Despite a largely positive experience in Cannes, Hunt is critical of the lack of female involvement in the film industry: “I would really love to direct features because the statistics of women in Hollywood is awful. Only one woman has ever won Best Director and that was an action film, basically a non-female masculine film.” She was also critical of the everyday sexism she encountered in Cannes. “One example of sexism in Cannes which made me so angry was when we were literally thrust premiere tickets in one of the evenings, literally half an hour before the premiere started, because we looked dressed relatively smartly,” she explains. “So we ran and I was literally carrying my rucksack and we ran to one of ushers and asked are we ok to go on the red carpet? He looked me up and down and said yeah you’re ok and looked at Fiadh [writer and director of Nathifa] who was wearing flats and said you need to go and get some heels. They weren’t even flats though, they had a tiny heel, they just needed to be higher. So we literally had to run and get her some heels and run back. We were so excited to get to a premiere that we didn’t think ‘Hey, hang on a second, that’s really awful of them’.”

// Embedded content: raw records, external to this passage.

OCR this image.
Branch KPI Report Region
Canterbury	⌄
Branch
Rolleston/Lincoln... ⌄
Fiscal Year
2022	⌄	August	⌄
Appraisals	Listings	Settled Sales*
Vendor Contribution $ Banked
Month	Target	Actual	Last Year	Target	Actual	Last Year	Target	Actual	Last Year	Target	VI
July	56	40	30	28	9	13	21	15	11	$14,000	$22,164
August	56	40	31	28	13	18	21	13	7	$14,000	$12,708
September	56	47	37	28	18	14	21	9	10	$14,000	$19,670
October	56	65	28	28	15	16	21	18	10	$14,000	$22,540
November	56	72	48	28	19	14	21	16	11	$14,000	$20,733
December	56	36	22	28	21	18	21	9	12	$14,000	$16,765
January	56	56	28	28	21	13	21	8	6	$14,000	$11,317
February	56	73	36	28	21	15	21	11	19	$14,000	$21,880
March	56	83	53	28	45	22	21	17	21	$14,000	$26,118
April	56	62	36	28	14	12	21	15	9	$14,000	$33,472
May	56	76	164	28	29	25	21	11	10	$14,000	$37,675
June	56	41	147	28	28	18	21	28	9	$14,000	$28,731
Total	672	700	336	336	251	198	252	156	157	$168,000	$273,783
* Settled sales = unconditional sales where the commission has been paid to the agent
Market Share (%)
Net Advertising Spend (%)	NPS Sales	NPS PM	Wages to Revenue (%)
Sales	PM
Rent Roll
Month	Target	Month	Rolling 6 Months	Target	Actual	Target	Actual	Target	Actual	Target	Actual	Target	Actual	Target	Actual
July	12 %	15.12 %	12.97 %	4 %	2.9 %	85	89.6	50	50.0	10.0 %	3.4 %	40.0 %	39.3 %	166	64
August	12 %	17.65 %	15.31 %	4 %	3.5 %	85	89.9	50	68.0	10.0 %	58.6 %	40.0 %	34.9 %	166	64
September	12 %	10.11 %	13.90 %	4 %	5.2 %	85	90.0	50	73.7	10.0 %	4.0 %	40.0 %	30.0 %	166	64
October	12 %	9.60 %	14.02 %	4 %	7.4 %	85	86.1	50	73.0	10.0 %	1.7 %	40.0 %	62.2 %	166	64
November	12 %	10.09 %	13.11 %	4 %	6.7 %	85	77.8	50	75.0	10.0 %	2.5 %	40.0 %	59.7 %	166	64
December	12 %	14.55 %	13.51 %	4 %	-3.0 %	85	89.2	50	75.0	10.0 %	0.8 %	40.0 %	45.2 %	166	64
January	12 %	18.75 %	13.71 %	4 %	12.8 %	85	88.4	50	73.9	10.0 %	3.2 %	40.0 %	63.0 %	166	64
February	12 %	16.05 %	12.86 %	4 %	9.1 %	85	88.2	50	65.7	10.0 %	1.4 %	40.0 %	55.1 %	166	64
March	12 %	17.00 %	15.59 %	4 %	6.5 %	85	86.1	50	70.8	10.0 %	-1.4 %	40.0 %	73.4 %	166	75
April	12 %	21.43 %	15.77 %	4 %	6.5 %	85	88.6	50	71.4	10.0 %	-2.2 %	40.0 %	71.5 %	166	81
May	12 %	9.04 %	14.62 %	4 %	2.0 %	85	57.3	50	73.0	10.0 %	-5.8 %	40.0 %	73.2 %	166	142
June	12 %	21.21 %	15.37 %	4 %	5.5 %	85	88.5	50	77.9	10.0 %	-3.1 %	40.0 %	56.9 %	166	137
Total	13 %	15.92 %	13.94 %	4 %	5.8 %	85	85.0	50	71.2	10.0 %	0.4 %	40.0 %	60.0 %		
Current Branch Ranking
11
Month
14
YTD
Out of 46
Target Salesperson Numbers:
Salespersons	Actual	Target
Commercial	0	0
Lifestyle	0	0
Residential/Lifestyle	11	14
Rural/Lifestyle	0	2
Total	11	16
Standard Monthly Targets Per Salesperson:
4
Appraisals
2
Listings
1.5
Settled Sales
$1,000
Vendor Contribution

Despite labelling the film industry a “boys club”, Hunt isn’t afraid of getting stuck in and making a name for herself while also balancing #FreetheP. She believes the key to her success has been the anger she feels stating that it’s “an emotion that is quite undervalued by society”. She says that “it’s kind of frustrating to me that unless you put that into something productive it doesn’t matter. Like, as a woman, I should be able to be angry and not do anything about it because it shouldn’t be like that in the first place”. Hunt is doing something about it, however, and her success is a testament to that.